“Unconditional surrender” demands occupation. Historical examples required years of military governance, hundreds of billions, and hundreds of thousands of troops. Occupying Iran, four times Iraq’s size, would need the entire US Army. Trump demands capitulation without acknowledging the cost.
Historically, unconditional surrender to the United States has been followed by prolonged US military occupation.
On March 13, The Wall Street Journal reported that President Donald Trump ordered an amphibious group of 5,000 Marines and sailors and several warships to the Middle East, strengthening his declared end state for the war with Iran: unconditional surrender.
The American historical record of unconditional surrenders is generally positive: Ulysses Grant at Appomattox Court House, Virginia; Douglas MacArthur on the USS Missouri; and Walter Bedell Smith in Reims, France. Yet those surrenders came with high costs of occupation, governance, and finance, and these are missing from discussions of the current war.
Failing to accept the costs of unconditional surrender in the current war risks repeating the mistakes made after the Treaty of Versailles ended World War I, which is generally accepted as the proximate cause of the rise of Hitler’s Germany.
The three American wars required extensive, prolonged occupations. The military occupation of the Reconstruction South under martial law lasted 10 years. In post-World War II Japan, the Allied occupation lasted seven years; in Germany, 10 years.

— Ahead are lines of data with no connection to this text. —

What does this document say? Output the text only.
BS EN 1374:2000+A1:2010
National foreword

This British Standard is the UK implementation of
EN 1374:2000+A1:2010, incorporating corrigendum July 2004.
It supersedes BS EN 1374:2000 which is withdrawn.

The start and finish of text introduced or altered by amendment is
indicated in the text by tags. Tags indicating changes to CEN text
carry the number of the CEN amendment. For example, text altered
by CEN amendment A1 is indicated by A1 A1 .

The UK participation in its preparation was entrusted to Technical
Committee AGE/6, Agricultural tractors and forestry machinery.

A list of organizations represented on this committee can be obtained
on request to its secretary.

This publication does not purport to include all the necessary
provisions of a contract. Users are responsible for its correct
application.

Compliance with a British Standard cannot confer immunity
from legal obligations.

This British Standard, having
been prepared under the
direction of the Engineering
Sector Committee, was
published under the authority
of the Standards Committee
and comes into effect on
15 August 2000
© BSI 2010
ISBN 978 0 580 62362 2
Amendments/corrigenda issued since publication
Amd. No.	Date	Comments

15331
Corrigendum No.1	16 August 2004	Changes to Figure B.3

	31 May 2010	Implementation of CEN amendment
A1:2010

By contrast, the occupation of post-World War I Germany lasted for 11 years, but was limited to the Rhineland, a mere 6.5 percent of German territory. The Allies ran the Rhineland with a very light hand to keep the occupation’s costs minimal, and they made little attempt to interfere with the Weimar Republic that governed the rest of Germany. The cost of that loose hand was high.

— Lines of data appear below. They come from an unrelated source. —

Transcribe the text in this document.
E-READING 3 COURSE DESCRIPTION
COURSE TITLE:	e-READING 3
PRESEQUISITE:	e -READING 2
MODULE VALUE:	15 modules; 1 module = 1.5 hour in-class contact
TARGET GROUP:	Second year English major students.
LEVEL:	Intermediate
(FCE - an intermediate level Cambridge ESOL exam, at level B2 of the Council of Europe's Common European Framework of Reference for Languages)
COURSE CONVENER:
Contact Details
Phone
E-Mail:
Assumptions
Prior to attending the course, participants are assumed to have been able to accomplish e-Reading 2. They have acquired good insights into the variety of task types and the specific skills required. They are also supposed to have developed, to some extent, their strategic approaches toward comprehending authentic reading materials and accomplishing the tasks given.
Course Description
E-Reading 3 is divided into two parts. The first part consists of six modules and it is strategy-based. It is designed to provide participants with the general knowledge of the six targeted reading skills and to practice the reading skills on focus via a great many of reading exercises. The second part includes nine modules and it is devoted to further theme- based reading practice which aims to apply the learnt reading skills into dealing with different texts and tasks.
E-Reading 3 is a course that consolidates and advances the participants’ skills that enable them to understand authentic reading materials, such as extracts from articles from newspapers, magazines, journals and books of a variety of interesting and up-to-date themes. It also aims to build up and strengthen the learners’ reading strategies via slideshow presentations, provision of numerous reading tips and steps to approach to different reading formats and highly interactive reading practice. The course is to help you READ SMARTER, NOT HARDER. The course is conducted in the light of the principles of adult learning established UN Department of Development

In the US wars, governance in the defeated countries was transformed. The former Confederate States were required to submit to federal authority, abolish slavery, repudiate secession, and allow for black voting rights. It wasn’t until after the occupation that the loathsome Jim Crow laws emerged. In Japan, a complete overhaul of the militaristic imperial system transformed the country into a pacifist, parliamentary democracy guaranteed by a constitution written by the occupation authorities.
In Germany, the totalitarian fascist state was similarly transformed into a bicameral parliamentary system with multiparty rule, federalism, and an independent judiciary. By contrast, in post-WWI Germany, the reign of the kaisers gave way to the feeble Weimar Republic, which lasted only 14 years before Adolf Hitler came to power in 1933.
This confronts the US administration with two unenviable choices. Come to an accommodation of the remains of the Islamic Republic or aim to restore a variant of the pre-1979 monarchy or some other form of non-clerical regime. The former, unique to Iran, would perpetuate the role of a supreme leader committed to spreading the precepts of the Iranian Revolution worldwide. Transforming it to a non-clerical monarchy or republic where the major losers would be the beneficiaries of the present regime, primarily the security forces, could set off a counterinsurgency far greater than Iraq.
Last, the costs of pursuing unconditional surrender on Iran’s part would require massive sums of money, some already spent on fighting the war and far more for the occupation. If past operations are prologue, it would add hundreds of billions of dollars annually to an already huge federal debt or require significant diversion of defense dollars needed to face other adversaries worldwide.
But the greatest cost would be in troop numbers. It is not an exaggeration to suggest it would require the entire US Army to occupy Iran. Japan required well over 400,000 troops, Germany 250,000. For the occupation of Iraq in 2003, General Eric Shinseki testified that “Something on the order of several hundred thousand soldiers are probably…a figure that would be required.”
Occupying Iran, a country almost four times the size and more than twice the population of Iraq, with well over 1.5 million security forces, would certainly require a force larger than the current US Army’s roughly 450,000 soldiers. The United States did it on the cheap in Iraq with only 120,000 troops while also dismantling the security forces. The results speak for themselves.
The implications of an unconditional surrender demand are startlingly clear. As the historian TR Fehrenbach once counseled politicians in 1953, “You may fly over a land forever; you may bomb it, atomize it, pulverize it and wipe it clean of life—but if you desire to defend it, protect it and keep it for civilization, you must do this on the ground, the way the Roman legions did, by putting your young men in the mud.”
This administration seeks a quick, unconditional capitulation whereby the new Iranian regime forfeits its nuclear program, its ballistic missiles, and its proxies and submits to popular rule. This is an ambitious endgame that, if not narrowed in scope, would require the American people to bear the costs of sinking our nation further into debt, fighting a “forever war,” and planting our boots firmly on the ground.